Claims for breach of fiduciary duty & misappropriation related to a trust; Whether the interested party’s summary disposition motion was properly before the trial court; Claims for breach of trust & for the levying of a surcharge; The Michigan Trust Code (MCL 700.7101 et seq.); MCL 700.7814(2) & (3); A trustee’s violation of a duty owed to a trust beneficiary; MCL 700.7901(1); Remedy options; MCL 700.7901(2)(c); MCL 700.7902; In re Baldwin Trust; Interpreting the meaning of a trust; In re Miller Osborne Perry Trust; Claims as to the appointment of a successor trustee; Whether the trust language provided that the children beneficiaries were not entitled to participate in the selection of a successor trustee at the time; Claims as to the failure to create sub-trusts; Claim for improper invasion of the trust principal; MCL 700.7801; MCL 700.7815(1)

Summary

The court held that interested party-Gail Veilleux was properly granted summary disposition of respondent-James Veilleux’s claims for breach of fiduciary duty and misappropriation.

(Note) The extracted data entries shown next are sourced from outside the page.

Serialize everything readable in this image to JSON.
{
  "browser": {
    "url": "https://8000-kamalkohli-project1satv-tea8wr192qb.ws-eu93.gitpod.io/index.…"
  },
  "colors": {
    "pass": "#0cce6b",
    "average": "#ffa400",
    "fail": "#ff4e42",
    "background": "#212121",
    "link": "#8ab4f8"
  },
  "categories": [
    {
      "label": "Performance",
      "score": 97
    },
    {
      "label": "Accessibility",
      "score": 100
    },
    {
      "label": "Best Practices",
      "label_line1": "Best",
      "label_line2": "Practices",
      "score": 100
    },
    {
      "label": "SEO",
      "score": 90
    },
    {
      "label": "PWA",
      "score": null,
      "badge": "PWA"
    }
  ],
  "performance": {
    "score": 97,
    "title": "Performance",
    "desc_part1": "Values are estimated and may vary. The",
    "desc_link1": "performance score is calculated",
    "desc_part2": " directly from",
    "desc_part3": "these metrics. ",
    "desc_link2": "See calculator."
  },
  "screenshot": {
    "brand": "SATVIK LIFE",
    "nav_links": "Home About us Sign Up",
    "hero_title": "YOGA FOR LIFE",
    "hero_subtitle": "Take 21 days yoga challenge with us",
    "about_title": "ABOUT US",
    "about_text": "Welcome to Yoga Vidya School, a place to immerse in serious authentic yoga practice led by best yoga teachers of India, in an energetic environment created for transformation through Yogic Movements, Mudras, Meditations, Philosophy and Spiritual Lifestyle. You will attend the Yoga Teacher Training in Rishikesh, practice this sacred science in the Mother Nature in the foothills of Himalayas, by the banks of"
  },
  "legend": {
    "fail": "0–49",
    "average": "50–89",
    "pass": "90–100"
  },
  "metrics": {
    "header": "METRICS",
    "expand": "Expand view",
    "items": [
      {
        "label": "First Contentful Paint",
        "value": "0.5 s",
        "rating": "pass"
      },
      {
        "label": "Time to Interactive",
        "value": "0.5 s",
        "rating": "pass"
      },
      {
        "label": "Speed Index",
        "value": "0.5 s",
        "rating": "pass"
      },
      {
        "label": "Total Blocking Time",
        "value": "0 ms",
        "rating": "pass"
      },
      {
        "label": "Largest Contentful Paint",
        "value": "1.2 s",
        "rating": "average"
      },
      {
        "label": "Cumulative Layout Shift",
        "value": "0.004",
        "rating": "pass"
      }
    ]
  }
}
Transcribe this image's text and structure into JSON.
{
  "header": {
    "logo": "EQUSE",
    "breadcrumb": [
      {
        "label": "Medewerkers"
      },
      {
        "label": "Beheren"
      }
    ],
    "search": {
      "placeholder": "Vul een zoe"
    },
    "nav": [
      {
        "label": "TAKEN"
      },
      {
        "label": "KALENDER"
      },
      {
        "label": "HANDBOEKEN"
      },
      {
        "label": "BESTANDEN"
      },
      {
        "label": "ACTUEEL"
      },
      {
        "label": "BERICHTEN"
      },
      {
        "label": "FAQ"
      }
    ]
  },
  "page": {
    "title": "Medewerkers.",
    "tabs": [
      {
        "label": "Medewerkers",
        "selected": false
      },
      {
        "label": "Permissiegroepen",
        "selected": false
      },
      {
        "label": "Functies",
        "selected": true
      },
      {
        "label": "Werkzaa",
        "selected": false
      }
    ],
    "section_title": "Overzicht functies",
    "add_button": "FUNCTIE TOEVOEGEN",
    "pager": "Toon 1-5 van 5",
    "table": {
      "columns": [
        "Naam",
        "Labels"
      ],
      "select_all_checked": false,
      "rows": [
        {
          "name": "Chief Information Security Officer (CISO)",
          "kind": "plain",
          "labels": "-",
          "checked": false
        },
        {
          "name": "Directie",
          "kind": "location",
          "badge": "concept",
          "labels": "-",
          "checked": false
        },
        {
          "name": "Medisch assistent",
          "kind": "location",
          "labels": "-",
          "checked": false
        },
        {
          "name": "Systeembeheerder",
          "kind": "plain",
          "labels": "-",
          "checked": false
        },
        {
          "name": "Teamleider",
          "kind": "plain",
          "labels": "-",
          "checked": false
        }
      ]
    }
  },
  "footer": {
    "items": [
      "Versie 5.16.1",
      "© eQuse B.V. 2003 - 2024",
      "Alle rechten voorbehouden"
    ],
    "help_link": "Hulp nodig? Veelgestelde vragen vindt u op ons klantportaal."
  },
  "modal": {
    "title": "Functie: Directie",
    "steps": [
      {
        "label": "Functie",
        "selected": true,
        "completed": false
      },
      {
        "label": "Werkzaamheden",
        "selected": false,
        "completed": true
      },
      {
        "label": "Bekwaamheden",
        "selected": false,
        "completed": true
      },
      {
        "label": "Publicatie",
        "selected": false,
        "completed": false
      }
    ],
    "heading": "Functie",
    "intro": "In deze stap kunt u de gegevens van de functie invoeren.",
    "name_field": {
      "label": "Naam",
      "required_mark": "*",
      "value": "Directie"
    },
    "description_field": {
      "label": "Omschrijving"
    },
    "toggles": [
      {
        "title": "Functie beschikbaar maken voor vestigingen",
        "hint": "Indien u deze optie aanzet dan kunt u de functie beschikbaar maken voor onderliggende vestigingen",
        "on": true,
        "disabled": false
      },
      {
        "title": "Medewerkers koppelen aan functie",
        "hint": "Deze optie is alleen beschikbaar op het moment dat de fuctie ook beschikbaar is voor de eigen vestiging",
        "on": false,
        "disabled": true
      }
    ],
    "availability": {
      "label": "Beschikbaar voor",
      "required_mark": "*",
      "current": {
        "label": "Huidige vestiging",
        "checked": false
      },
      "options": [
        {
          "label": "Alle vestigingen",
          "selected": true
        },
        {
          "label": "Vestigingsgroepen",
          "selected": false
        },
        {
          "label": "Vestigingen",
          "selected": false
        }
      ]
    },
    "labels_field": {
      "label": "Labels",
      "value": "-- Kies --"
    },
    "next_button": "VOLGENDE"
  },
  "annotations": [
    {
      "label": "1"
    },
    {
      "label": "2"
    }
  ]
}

The trial court also did not err in dismissing his claims against Gail and petitioner-Polk (the successor trustee) for breach of trust and in not levying a surcharge against Polk. Further, based on the Trust’s plain language, “the children beneficiaries were not entitled to participate in the selection of a successor trustee after” a bank declined to serve. Finally, the trial court did not err in determining that “Polk’s failure to allocate the assets into sub-trusts did not cause a loss to the Trust or the children beneficiaries,” and there was no material question of fact as to whether he abused his discretion in distributing Trust principal to Gail. The court first found that Gail was entitled to summary disposition because there was no genuine issue of material fact as to whether she “misappropriated Trust assets, and because no damages arose from any failure by her as a trustee to provide annual accountings to” the children beneficiaries. As to James’ claims for breach of trust and seeking the levying of a surcharge, “Polk conceded that after his appointment as trustee in 1999 he did not send any communications or annual accountings to the beneficiaries who were not then eligible to receive income or distributions, other than to respond to” one request for information. Also, for “the six years preceding his filing the petition, there had been ‘no receipts, so there have been no accountings.’” James argued that due to the “trustees’ failure to provide an annual accounting and other Trust administration information to the children beneficiaries” in breach of their duties under MCL 700.7814(2) and (3), the trial court “erred in declining to surcharge them for their breaches. However,” the court noted that ordering “remedial action, including a surcharge, was permissive, not mandatory. Because Polk has since provided the information to James, and because there is no evidence to support a finding that an earlier failure to keep the children beneficiaries informed caused any harm to either the Trust or the children beneficiaries’ interests,” the trial court did not abuse its discretion. Affirmed.